The inventory file can different extensions like .yaml or .ini. You can leverage ansible-inventory command to check the format of the file.

ansible-inventory -i inventory.yaml --list

It is recommended to create an ansible.cfg file in the root directory of the project to avoid specifying the inventory file every time.

# ansible.cfg

[defaults]
inventory = inventory.yaml

Now we can verify the inventory using ansible-inventory --list.

Any host we mention in the inventory file will at least be a part of 2 groups, even if we don't explicitly create them: all and ungrouped.
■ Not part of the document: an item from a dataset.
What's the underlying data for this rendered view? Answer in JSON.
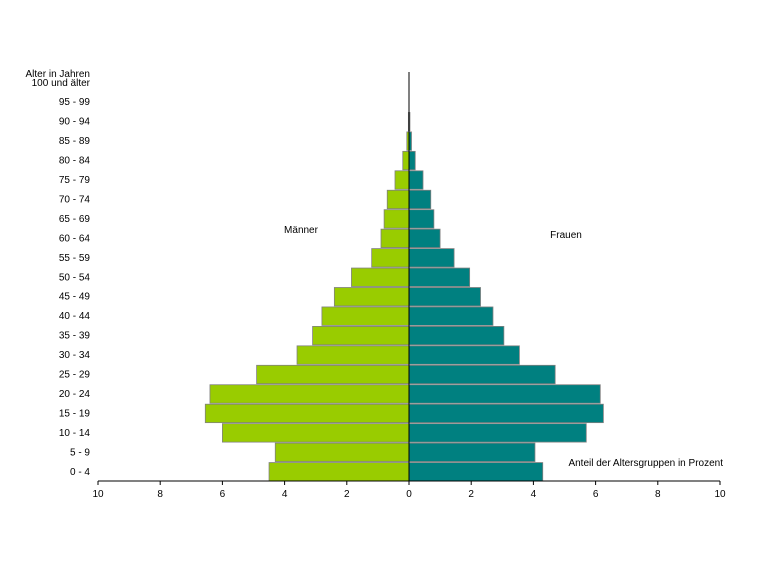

If we put a host in a group, then it will belong to that group along with the all group.

For instance, consider the following sample.

all:
  hosts:
    localhost:
      ansible_connection: local

If we print the graph of the inventory using ansible-inventory --graph, we get the following.

ansible-inventory --graph

@all:
  |--@ungrouped:
  |  |--localhost

As we can see, it belongs to both, ungrouped as well as all groups.

Of course, we can ping the host using ansible and that way we can verify if the host is accessible.

ansible all -m ping

# [WARNING]: Platform linux on host localhost is using the discovered Python interpreter at /usr/bin/python3.12, but future installation of another Python interpreter could change the meaning of that path. See https://docs.ansible.com/ansible-core/2.17/reference_appendices/interpreter_discovery.html for more information.
localhost | SUCCESS => {
    "ansible_facts": {
        "discovered_interpreter_python": "/usr/bin/python3.12"
    },
    "changed": false,
    "ping": "pong"
}

We can see the output which confirms that this host is reachable.

The warning we get is because we are missing the info about interpreter (the python interpreter) in the ansible.cfg file.